By now some of the dangers to this "majority" should be obvious, but if not let's draw them out. In order to keep the professionals you need to limit government, keep taxes reasonably low, and be permissive on moral issues. In order to keep the working women you need to expand government, raise taxes (on other people, of course), be permissive on moral issues, limit immigration and, regardless of what you say about race, not try to integrate their own neighborhoods and schools. In order to keep the Asians you need to... Well, actually, I don't know. The Asian vote, which used to be somewhat Republican, seems to have become something like the Jewish vote, of which Irving Kristol once said: "Jews make money like Episcopalians and vote like Puerto Ricans". To keep Hispanics you first of all need to reverse the rapid inroads that President Bush and the Republicans seem to be making on what would appear to be a temperamentally conservative constituency. But, even assuming you do that, you then need to liberalize immigration, move to the right on social issues, and begin to concede pride of place in the party to a minority group that either already does or soon will outnumber blacks. Luckily, based on past experience, you don't need to do anything to keep blacks, who vote in lock step for Democrats without receiving any more than lip service for the most part. But that lip service at this point seems likely to include support for affirmative action and slavery reparations. So, tell me, how do you knit that whole crazy quilt together?
If that doesn't seem a daunting enough task, let's recall that neither party generally has an actual majority. Instead they try to put together the broadest coalition possible and then appeal to independents and waverers from the other party. So it remains true that to win elections you usually need to be on the majority side of big issues. But, whether because of ideology or a genuine difference of interpretation, the authors seem to have positioned their future Democratic Party on the wrong side of several issues from the broad electorate. Thus, they baldly assert that Americans want to keep Social Security in roughly its current form, even though polls suggest that voters favor individual accounts and one would expect these numbers to favor privatization even more as the Greatest Generation continues to die off and the 401k generation reaches maturity. Most Americans--and in particular, most rank-and-file Democrats--favor giving tax dollars to religious organizations to provide social services. Large majorities favor limitations on things like partial birth abortion and even therapeutic cloning. Most Americans are at least concerned about, if not outright opposed to, large scale immigration. The list goes on and on, and, importantly, we've not even addressed, nor do the authors much try to, the issues surrounding the war on terror. This is an area where even the treasured working women of the authors' thesis have turned into conservative hawks and where the Democrats have almost no credibility.
So, at the end of the day what do we have?
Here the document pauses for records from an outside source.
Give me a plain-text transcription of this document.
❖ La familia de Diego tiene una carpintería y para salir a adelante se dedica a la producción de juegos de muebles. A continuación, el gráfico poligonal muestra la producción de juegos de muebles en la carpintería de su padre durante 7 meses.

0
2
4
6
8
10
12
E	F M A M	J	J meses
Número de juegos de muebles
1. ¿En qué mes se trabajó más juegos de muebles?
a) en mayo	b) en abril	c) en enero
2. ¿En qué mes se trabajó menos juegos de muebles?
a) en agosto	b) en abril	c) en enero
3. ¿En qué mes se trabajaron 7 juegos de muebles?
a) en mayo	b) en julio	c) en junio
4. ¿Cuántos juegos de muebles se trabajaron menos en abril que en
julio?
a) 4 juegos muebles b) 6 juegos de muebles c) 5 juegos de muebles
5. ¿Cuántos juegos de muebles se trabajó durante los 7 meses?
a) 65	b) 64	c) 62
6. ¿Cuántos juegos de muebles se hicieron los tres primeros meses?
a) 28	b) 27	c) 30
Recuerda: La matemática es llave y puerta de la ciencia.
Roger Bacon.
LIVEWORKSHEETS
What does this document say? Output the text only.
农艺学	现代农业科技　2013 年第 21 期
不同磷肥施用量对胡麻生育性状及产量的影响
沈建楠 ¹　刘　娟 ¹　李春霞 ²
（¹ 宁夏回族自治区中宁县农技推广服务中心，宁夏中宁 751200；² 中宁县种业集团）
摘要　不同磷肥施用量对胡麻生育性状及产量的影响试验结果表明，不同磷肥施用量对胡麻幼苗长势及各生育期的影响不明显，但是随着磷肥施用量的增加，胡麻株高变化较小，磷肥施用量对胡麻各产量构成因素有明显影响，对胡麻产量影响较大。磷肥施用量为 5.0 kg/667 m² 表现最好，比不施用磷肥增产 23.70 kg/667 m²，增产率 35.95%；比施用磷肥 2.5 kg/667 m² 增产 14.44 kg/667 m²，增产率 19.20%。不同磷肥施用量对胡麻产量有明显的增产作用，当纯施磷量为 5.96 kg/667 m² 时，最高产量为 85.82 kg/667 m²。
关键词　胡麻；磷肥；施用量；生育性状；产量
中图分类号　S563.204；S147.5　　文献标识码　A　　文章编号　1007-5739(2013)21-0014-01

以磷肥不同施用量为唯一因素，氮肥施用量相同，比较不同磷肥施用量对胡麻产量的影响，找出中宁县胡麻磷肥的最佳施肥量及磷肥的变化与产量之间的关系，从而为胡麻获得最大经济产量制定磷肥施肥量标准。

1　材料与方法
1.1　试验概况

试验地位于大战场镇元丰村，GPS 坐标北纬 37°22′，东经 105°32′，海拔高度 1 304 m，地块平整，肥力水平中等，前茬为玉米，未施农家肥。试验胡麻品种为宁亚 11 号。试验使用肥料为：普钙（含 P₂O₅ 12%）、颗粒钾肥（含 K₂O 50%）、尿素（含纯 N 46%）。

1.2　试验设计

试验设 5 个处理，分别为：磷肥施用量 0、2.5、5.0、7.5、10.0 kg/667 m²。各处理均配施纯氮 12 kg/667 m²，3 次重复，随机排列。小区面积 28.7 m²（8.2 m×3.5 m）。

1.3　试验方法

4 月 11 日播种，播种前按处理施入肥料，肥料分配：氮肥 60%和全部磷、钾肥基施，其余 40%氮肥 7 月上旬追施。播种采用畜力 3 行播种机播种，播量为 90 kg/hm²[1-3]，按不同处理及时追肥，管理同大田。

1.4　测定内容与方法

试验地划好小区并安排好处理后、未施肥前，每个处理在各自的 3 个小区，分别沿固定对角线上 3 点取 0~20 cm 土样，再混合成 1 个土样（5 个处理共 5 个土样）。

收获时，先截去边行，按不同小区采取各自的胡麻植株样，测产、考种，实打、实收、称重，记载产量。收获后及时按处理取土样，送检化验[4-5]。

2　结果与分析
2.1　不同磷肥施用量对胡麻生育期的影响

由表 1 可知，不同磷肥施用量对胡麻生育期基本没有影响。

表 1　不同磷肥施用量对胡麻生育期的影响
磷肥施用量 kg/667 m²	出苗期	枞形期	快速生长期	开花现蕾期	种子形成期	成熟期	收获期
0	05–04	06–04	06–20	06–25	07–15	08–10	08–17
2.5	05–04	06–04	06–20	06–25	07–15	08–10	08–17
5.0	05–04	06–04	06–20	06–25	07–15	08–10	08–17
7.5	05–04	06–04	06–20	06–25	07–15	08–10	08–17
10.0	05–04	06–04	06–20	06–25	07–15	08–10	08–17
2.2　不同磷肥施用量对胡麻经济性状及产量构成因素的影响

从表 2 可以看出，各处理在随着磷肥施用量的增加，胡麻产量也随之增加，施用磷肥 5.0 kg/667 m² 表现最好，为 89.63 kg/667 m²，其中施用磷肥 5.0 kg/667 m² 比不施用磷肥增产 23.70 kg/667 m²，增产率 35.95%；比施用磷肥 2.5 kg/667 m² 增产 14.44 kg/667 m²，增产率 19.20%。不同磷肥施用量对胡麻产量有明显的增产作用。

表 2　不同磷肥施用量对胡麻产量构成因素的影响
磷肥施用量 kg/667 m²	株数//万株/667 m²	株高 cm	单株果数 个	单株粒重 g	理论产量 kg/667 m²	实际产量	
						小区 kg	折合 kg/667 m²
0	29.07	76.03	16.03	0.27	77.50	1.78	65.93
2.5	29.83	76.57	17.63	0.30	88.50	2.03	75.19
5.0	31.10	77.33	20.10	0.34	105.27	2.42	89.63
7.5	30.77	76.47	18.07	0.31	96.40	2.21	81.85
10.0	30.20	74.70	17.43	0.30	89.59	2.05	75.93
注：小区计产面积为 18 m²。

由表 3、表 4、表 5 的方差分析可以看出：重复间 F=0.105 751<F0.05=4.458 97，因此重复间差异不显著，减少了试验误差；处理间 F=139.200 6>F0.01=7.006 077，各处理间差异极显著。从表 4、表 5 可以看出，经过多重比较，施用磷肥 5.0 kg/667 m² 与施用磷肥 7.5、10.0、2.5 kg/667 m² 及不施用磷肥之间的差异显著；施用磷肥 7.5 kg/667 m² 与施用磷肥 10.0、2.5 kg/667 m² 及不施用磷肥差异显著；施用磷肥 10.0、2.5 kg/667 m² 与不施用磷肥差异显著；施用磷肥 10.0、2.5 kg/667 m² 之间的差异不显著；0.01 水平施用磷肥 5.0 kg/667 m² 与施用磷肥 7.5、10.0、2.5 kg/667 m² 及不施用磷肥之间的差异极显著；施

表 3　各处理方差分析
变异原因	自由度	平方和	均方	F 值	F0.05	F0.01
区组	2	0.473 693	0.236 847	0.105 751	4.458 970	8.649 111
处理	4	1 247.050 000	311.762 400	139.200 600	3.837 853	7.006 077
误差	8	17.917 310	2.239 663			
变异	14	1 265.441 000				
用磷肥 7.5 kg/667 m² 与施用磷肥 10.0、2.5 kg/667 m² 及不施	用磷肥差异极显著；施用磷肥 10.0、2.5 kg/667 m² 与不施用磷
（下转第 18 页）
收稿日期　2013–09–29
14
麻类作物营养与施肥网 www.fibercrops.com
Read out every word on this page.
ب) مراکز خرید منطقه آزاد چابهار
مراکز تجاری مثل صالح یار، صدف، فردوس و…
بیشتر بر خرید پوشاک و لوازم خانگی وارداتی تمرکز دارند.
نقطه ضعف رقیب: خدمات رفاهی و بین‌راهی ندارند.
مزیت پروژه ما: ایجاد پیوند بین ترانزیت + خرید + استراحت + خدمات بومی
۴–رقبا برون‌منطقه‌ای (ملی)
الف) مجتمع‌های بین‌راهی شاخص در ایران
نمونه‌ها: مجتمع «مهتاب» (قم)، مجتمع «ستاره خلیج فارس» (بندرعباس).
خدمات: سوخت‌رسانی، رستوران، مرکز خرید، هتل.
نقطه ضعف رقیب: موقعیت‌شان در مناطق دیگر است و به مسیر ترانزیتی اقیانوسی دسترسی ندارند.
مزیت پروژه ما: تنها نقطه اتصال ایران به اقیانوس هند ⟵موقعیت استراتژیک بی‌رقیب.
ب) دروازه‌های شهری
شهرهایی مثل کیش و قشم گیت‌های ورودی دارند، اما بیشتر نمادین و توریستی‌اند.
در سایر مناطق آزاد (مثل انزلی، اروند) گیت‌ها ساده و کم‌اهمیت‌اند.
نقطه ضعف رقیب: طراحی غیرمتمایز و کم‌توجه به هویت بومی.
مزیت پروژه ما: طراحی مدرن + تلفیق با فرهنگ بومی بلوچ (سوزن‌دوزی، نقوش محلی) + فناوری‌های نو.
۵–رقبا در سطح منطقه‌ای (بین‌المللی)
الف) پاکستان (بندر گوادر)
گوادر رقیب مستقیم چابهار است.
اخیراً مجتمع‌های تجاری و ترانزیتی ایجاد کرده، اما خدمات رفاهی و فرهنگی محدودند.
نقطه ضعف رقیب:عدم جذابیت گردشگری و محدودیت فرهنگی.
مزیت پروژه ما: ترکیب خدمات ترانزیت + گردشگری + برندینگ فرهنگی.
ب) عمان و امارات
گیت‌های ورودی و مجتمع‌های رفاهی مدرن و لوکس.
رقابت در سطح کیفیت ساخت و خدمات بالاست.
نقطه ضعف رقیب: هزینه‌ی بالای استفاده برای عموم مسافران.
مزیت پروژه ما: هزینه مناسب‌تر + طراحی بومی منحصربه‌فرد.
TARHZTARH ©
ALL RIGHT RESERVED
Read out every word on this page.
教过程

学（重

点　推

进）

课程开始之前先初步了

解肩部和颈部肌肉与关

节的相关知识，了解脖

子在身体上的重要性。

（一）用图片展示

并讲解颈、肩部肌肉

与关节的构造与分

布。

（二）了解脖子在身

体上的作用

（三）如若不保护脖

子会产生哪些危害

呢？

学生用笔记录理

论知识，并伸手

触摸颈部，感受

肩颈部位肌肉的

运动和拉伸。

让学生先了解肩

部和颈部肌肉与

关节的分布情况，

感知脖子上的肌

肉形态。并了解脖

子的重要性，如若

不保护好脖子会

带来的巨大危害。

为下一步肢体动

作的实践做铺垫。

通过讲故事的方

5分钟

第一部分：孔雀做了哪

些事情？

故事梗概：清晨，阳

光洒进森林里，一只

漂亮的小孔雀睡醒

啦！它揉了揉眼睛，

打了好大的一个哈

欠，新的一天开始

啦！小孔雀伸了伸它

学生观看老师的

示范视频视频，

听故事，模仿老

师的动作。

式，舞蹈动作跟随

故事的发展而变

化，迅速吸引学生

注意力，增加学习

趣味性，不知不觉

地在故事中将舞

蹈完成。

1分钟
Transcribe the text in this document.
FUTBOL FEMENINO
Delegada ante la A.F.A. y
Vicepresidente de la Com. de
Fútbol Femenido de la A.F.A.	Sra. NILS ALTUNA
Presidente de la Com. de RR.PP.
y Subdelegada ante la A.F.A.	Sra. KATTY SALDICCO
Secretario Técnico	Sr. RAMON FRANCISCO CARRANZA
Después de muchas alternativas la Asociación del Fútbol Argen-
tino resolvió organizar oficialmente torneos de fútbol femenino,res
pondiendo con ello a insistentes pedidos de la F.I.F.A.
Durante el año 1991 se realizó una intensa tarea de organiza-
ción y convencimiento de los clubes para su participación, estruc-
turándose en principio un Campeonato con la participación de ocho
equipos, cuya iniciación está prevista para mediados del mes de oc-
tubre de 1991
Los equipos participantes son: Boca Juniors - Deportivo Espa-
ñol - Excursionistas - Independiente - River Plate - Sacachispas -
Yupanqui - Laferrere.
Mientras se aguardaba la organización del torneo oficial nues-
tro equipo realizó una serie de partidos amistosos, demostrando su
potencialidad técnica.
Giving the authors the benefit of the doubt, let's say that in sheer numbers the various groups they discuss could form the basis for a new governing majority. However, the broad political philosophy they hope to see arise out of this coalition, "progressive centrism", has historically proven to be rather transitory. In addition, there seems little agreement on the specific issues that matter to each element of this coalition, suggesting that they'll be prone to much infighting. Then too, even assuming that you can get them to put aside their differences, opinion polling would seem to indicate that majorities, often large majorities, of voters oppose them on a wide range of hot button issues. Oh, and, the whole analysis is out the window for so long as there are Islamic fundamentalists waging jihad against America. Got it?
All in all, it doesn't seem as if you should lose much sleep waiting for that new Democratic majority to emerge any time soon.